Leonardo, velho amigo Léo, antigo parceiro de sinuca e de paquera, únicos jogos que nos levavam a campo, surge como fantasma perdido, com ar de assombro, saindo de uma agência da Caixa, na Torre. Ele me viu primeiro e gritou por trás dos óculos, reconhecendo-me.
Ah quanto tempo, hem Léo!
Vínhamos da noite, descíamos do bonde na esquina da Juarez Távora com a Maroquinha Ramos, onde, uma casa depois da outra, nos recolhíamos. Aí Léo ganhou o Sul, se fez por lá, e depois de uns cinquenta anos, isto, meio século, acha de cruzar com meus passos numa rua que, sem sair do lugar, não é mais a Adolfo Cyrne, ponto da marinete do velho Orlando, pai de sua namorada.

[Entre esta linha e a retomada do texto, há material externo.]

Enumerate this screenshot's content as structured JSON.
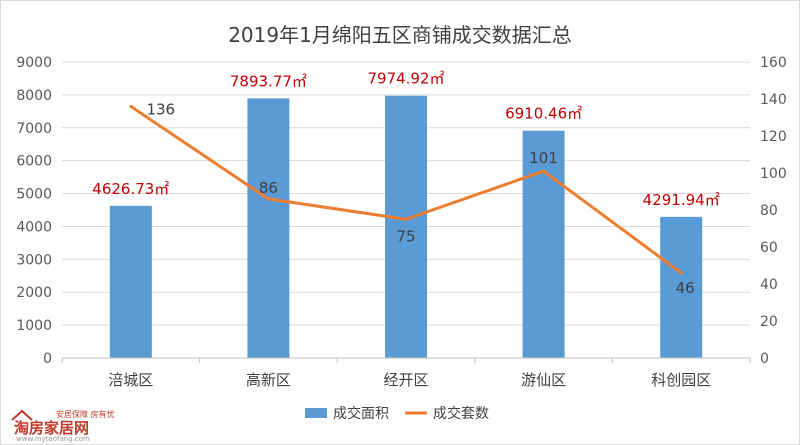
{
  "chart_data": {
    "type": "bar+line",
    "title": "2019年1月绵阳五区商铺成交数据汇总",
    "categories": [
      "涪城区",
      "高新区",
      "经开区",
      "游仙区",
      "科创园区"
    ],
    "series": [
      {
        "name": "成交面积",
        "type": "bar",
        "axis": "left",
        "values": [
          4626.73,
          7893.77,
          7974.92,
          6910.46,
          4291.94
        ],
        "labels": [
          "4626.73㎡",
          "7893.77㎡",
          "7974.92㎡",
          "6910.46㎡",
          "4291.94㎡"
        ],
        "color": "#5b9bd5"
      },
      {
        "name": "成交套数",
        "type": "line",
        "axis": "right",
        "values": [
          136,
          86,
          75,
          101,
          46
        ],
        "labels": [
          "136",
          "86",
          "75",
          "101",
          "46"
        ],
        "color": "#ed7d31"
      }
    ],
    "y_left": {
      "min": 0,
      "max": 9000,
      "ticks": [
        "0",
        "1000",
        "2000",
        "3000",
        "4000",
        "5000",
        "6000",
        "7000",
        "8000",
        "9000"
      ]
    },
    "y_right": {
      "min": 0,
      "max": 160,
      "ticks": [
        "0",
        "20",
        "40",
        "60",
        "80",
        "100",
        "120",
        "140",
        "160"
      ]
    },
    "grid": true,
    "legend": "bottom"
  },
  "watermark": {
    "brand": "淘房家居网",
    "slogan": "安居保障 房有忧",
    "url": "www.mytaofang.com"
  }
}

Foi mais fácil reconhecer você do que reconhecer a Torre. Tem nada a ver com a que levei comigo.
Está de bengala, mas firme, o aperto de mão ainda forte, de punhos cheios, a bengala me parecendo mais um hábito do que uma escora.
Pediu notícias de Sales, era como chamávamos Pontes da Silva, o bibliófilo, artista gráfico, professor, editor e livreiro que a Paraíba conheceu, filho de um marceneiro que fabricava violinos, oficina e morada na nossa rua.
E compreendi aquele ar de espanto de Léo, apurando as vistas na avenida igual a todas as grandes vias movimentadas do mundo. Pisando incerto como se lhe faltasse terra nos pés. Expulsaram a Torre do seu habitat. A Torre da minha primeira crônica não cabia de mangueiras, jaqueiras, trapiás, ariticuns, fruta-pães, o pomar que eu tinha deixado nas terras da infância.
No nosso tempo, de vez em quando apontava, arrastando-se de algum terreno baldio ou fundo de quintal, um jipe, um Ford ou Chevrolet 47 ou 48 que a Torre saía juntando as peças, independente de marca, e conseguia dar tração, apitar e sair riscando o massapé da rua. A marinete do velho Orlando, que puxava de uma perna, ela e não ele, foi totalmente "made in Torre". Como foi da Torre a primeira luneta astronômica a demarcar no infinito andar de cima as terras que não tivemos cá embaixo. Digo tivemos, mas o rastreador mesmo era Onildo, pai de Sílvio e Jairo Osias. Torre de Zé Bezerra, Walter Santos e, até o mês passado, de Serafim Rego Filho.
Torre generosa de terra e de homens. Mário Di Láscio me contou: Todo o sítio que recebe esse nome, com alguns arruamentos que o progresso foi adensando, pertencia a Manuel Deodato. Joaquim Torres era o encarregado da administração, quem autorizava a construção de casas, quem cobrava o aluguel, quem admitia e quem despejava.
Despejava, não, que só a muito custo ele chegava a esses extremos. Mesmo na função de cobrador, era Seu Joaquim quem intercedia junto ao proprietário em favor do inquilino em atraso, quem pedia paciência ou quem reivindicava uma melhoria do imóvel. Seu Joaquim morreu e os foreiros e inquilinos de Manuel Deodato fizeram um abaixo-assinado ao Conselho Municipal sugerindo que o nome do subúrbio recebesse o seu nome. Assim nasceu a Torrelândia.
Depois, quando morreu o velho Deodato, o dono de tudo, a Câmara resolveu compensá-lo, e pôs seu nome numa das ruas do bairro de Seu Joaquim.